Why does CycleState.Read return a boolean instead of an error.

In the platform framework, CycleState.Read returns a value and an error, but an error is only defined in the case of a value missing. This returns a boolean instead as it is a more common and efficient way to represent key not found.

Why do we recommend nottinygc, but not import it by default?

Unmarshalling protobuf messages with default tooling creates a lot of garbage. As WebAssembly has only one thread, garbage collection is inlined. TinyGo's compiler optimized for code size not speed. In the default configuration, we found inlined GC overhead to be over half the latency of a plugin execution.

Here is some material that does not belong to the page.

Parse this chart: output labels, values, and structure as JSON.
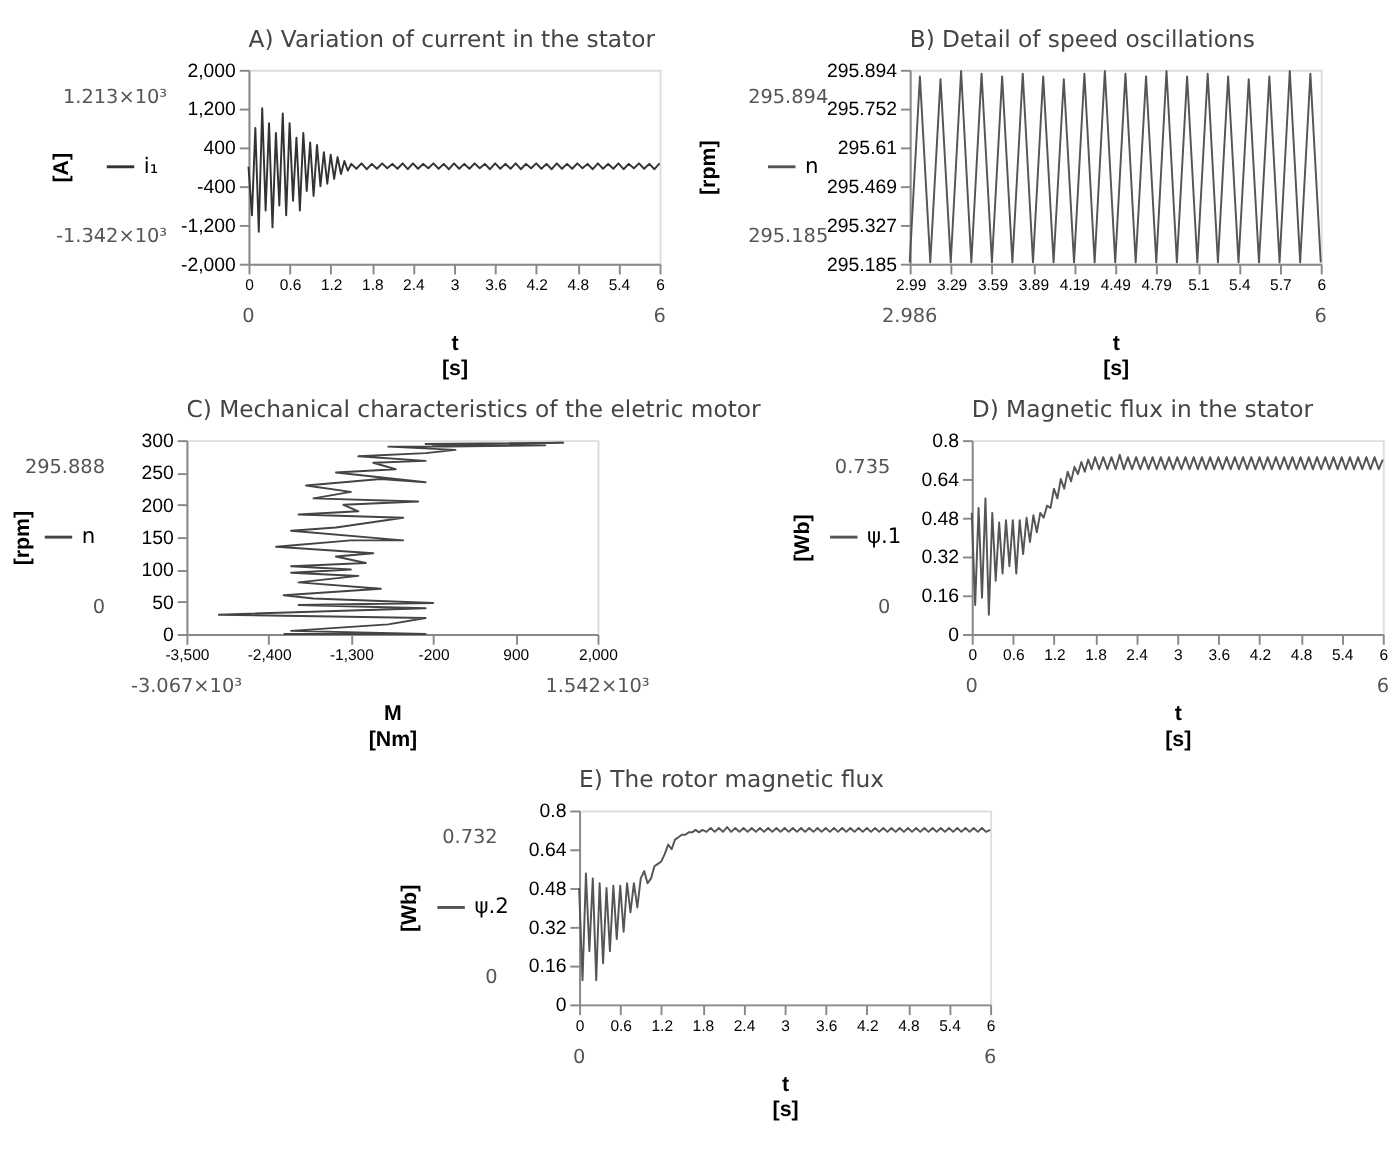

nottinygc is an alternate garbage collection implementation for TinyGo. This optimizes for performance instead of bytecode size. Swapping this adds 110KB to the base size of the wasm guest, but results in a 48pct drop in execution time of a simple plugin, in a scale of hundreds of microseconds.

nottinygc has tradeoffs besides size. One is that it isn't built-in to TinyGo. To use nottinygc requires custom flags in the build process, in addition to the custom ones we already have. Running unit tests via (tinygo test) against packages that import nottinygc have resulted in segfaults during GC.

nottinygc also requires a flag -scheduler=none, which means end users can't use tools like asyncify. However, they can't anyway. Scheduler plugin functions are implemented as custom function exports, while TinyGo only supports goroutines inside main. Elsewhere, causes a runtime panic, as noted on wazero's concurrency page. Hence, this is not a new constraint.

A last understood tradeoff is nottinygc is new and currently only one contributor. That said, the lead maintainer is very responsive and the scheduler plugin itself is early.

Considering the above, we recommend nottinygc, but as an opt-in process. Our examples default to configure it, and all our integration tests use it. However, we can't make this default until it no longer crashes our unit tests.

Why don't we use the normal k8s.io/klog/v2 package for logging?

The scheduler framework uses the k8s.io/klog/v2 package for logging, like:

klog.InfoS("execute Score on NodeNumber plugin", "pod", klog.KObj(pod))

The guest SDK cannot use this because some parts of the klog package do not compile with TinyGo, due to heavy use of reflection. Also, the initialization of the wasm guest is separate from the scheduler process, and it wouldn't be able to read the same configuration including filters that need to be applied.

Instead, this adds a minimal working abstraction of klog functions which pass strings to the host to log using a real klog function.

As discussed in other sections, you cannot pass an object between the guest and the host by reference, rather only by value. For this reason, the guest klog package stringifies args including key/values and sends them to the host for processing via functions like klog.Info or klog.ErrorS.

Stringification is expensive in Wasm due to factors including inlined garbage collection. To avoid performance problems when not logging, the host includes a function not in the normal klog package, which exposes the current severity level. Anything outside that level won't be logged, and that's how excess overhead is avoided.

Why does klog.KObj return a fmt.Stringer instead of ObjectRef

klog.KObj works differently in wasm because unlike the normal scheduler framework, objects such as proto.Node are lazy unmarshalled. To avoid triggering this when logging is disabled, klog.KObj returns a fmt.Stringer which lazy accessed fields needed.

Why is there an api package in klog?

The klog package imports functions from the host, via //go:wasmimport. This makes code in that package untestable via tinygo test -target=wasi, as the implicit Wasm runtime launched does not export these (they are custom to this codebase). To allow unit testing of the core logic with both Go and TinyGo, we have an api package which includes an interface representing the logging functions in the klog package. Advanced users can also use these interfaces for the same reason: to keep their core logic testable in TinyGo.